Segundo Gerrá, o que explica esse fenômeno da venda de seu Vital é a autenticidade do dono. “O sentimento que eu tenho é que aquilo é um pedacinho do interior, hoje no Recife você não tem outro lugar igual. Isso traz uma lembrança vivida, uma saudade do que já viveu, você sente isso ali”, disse. “Ele é uma pessoa muito autêntica, ele é aquilo ali, daquele jeito. A turma fica querendo mudar a venda e ele é aquilo ali, não tem essa cabeça de eu quero sempre mais, mais. Vital não, o que ele tem já satisfaz ele, por isso ele é tão querido”, explicou o zabumbeiro.
Além do forró, o Guaiamum Treloso Rural também teve início na venda.
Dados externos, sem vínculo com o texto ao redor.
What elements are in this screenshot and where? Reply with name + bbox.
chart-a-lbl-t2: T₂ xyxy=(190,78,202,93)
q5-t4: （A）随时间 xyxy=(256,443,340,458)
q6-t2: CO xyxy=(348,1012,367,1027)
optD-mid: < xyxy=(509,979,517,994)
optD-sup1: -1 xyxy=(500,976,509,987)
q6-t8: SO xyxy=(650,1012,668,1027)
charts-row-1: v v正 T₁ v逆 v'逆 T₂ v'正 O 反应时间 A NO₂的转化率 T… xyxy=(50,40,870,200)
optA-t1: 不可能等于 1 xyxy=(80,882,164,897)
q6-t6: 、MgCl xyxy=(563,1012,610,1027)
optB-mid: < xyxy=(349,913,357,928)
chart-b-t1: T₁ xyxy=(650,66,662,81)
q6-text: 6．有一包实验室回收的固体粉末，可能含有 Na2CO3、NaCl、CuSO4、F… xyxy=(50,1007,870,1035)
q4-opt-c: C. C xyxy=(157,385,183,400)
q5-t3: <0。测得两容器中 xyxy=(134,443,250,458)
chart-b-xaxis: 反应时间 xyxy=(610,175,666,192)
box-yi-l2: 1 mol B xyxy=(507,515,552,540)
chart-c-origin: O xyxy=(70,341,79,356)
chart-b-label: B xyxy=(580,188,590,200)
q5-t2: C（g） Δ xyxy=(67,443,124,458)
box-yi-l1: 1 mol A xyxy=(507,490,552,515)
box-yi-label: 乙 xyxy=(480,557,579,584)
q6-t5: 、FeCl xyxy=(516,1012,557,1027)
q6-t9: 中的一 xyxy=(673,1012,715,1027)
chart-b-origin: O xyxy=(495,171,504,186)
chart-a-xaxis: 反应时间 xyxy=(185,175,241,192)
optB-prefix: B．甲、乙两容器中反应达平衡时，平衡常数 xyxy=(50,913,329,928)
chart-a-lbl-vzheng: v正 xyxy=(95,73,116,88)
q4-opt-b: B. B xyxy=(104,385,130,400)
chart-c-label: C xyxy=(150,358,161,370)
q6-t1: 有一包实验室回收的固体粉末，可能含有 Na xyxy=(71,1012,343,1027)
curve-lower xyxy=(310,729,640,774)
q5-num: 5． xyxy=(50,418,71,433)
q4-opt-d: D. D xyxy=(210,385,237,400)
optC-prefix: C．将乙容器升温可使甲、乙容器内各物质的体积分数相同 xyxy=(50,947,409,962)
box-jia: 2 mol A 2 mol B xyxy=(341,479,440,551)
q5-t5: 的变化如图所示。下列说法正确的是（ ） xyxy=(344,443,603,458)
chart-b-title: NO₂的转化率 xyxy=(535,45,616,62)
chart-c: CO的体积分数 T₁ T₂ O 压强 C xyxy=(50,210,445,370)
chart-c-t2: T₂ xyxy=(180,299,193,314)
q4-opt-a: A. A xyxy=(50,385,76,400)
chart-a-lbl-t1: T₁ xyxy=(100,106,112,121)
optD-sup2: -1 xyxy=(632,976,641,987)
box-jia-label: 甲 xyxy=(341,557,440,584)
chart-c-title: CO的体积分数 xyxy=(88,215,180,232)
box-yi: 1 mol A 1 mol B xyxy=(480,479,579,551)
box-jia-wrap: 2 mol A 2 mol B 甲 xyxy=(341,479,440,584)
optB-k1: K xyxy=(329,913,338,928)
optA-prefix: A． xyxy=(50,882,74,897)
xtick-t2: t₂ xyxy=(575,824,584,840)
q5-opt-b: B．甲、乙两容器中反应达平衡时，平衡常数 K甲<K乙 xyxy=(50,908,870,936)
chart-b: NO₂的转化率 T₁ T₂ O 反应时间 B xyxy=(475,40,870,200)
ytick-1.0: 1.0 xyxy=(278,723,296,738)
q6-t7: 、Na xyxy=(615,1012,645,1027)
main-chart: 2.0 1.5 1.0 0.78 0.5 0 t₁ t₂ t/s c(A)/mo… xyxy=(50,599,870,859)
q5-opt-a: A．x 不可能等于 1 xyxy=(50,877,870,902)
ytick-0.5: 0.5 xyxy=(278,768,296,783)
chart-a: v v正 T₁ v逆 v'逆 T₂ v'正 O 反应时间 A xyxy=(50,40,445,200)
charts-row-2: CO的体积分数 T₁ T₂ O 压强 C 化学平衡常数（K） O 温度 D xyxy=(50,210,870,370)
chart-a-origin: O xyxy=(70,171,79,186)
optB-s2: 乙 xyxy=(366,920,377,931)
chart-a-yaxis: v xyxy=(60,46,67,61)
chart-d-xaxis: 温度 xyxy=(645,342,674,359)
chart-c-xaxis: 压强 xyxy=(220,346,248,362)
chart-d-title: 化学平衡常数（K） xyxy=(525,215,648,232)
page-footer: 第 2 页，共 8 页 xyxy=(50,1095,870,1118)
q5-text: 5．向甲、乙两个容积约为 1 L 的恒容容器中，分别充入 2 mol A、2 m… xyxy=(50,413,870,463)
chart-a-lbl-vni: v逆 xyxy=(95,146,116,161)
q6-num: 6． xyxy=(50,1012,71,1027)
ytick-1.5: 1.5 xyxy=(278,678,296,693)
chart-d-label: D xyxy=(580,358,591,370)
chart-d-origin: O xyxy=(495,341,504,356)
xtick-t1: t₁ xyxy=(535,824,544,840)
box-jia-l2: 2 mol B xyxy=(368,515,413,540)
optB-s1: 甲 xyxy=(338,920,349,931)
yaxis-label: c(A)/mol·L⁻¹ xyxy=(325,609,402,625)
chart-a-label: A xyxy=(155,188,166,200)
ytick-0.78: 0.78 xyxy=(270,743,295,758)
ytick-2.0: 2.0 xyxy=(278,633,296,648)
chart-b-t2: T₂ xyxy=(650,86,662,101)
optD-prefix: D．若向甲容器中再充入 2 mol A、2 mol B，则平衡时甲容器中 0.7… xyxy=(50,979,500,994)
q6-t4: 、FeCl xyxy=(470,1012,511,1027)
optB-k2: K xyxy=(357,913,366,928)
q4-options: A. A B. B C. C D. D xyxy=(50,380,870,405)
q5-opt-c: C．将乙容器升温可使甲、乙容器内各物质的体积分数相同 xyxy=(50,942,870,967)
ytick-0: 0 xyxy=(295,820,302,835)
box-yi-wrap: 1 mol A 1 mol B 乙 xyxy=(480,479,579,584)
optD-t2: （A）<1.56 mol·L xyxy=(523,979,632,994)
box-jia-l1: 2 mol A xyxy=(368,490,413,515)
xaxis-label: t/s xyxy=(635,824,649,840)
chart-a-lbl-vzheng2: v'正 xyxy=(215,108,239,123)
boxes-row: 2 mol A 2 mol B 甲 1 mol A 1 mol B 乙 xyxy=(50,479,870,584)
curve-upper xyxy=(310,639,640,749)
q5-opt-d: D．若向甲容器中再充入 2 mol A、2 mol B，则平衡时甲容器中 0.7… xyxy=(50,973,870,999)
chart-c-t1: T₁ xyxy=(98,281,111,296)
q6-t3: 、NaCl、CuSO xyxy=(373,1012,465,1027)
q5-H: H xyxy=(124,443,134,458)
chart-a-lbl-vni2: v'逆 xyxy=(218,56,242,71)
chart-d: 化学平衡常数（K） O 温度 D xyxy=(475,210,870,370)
Era uma prévia de carnaval criada no salão da venda e que cresceu a ponto de virar um festival de música alternativa no bairro de Aldeia. Outro bloco que nasceu ali na venda foi Os Barba (é isso mesmo, sem concordância nominal).
Os Barba surgiu em 2001, na calçada da venda de seu Vital, como brincadeira entre amigos barbudos da vizinhança: Maurício Silva, Evaldo Moura e Samarone Lima.
O espírito da troça era coletivo. Todos participavam, tudo era discutido ali na calçada de Vital, tendo Evaldo Moura, o Naná, como principal liderança. Segundo Samarone Lima, poeta e jornalista hoje radicado em São Paulo, eram sempre dois panelões de feijoada, um garrafão de 20 litros de Pitú, a mesa de frutas, a orquestra, as 200 camisas pintadas por vários amigos artistas, a coroação do rei dos Barba, e muita festa.
“A eleição do Rei Barba era uma noite divertida, a pintura das camisas era uma festa inesquecível, e todos vivíamos nossa prévia no sábado antes do carnaval com rara felicidade. No domingo após a prévia, era a vez dos pequenos com os Barbinha”, relembra Samarone.
Se o forró e a decoração da venda continuam sob controle de Vital, o mesmo não se pode dizer do bloco: “a cada ano, aumentava a quantidade de gente na nossa pequena festa. A partir de um certo tempo, a beleza foi se perdendo. A multidão foi, aos poucos, engolindo uma festa comunitária”, lamenta Samarone.
“Virou outra coisa, não tem mais muita graça não”, admite Angélica Barros, filha mais nova de Vital e testemunha dos Barba desde o princípio. Angélica explica que, originalmente, que os Barba não saía em desfile, ficava sempre na concentração em seu Vital. “Agora vem uma galera que não tem nada a ver, esse ano mesmo teve briga, a gente teve que fechar as portas da venda. Foi horrível”, conta Angélica.
Além de tudo isso, o artista plástico pernambucano Cavani Rosas, 71 anos, já transformou a venda em arte duas vezes. Fez dois desenhos: um de seu Vital e depois, a pedido do mesmo, um dele acompanhado de dona Severina.
“Eu conheço ele há uns 40 anos, fiz o desenho dele há um tempo. Recentemente fiz esse outro, porque ele queria muito que ela estivesse no desenho, aí eu fiz e reproduzi para ele vender lá e ajudar”, explica o artista.
De acordo com Cavani, a figura de seu Vital é chave para entender o Poço da Panela. “Ele é o ponto central do Poço, tudo gira ao redor dele. É a coisa mais importante que existe ali, acho que mais do que a igreja porque a frequência das pessoas lá diariamente, e no forró é muito grande. É impressionante e resiste ao tempo”, resumiu.
Além disso, há inúmeros poemas, crônicas, textos e contos que citam a venda de seu Vital e eternizam o espaço. “Eu moro aqui há mais de 60 anos, meus meninos nasceram aqui, se criaram, estudaram, foi tudo aqui e eu não tenho um inimigo nesse bairro graças a Deus, esse é o meu maior presente”, diz um orgulhoso Vital.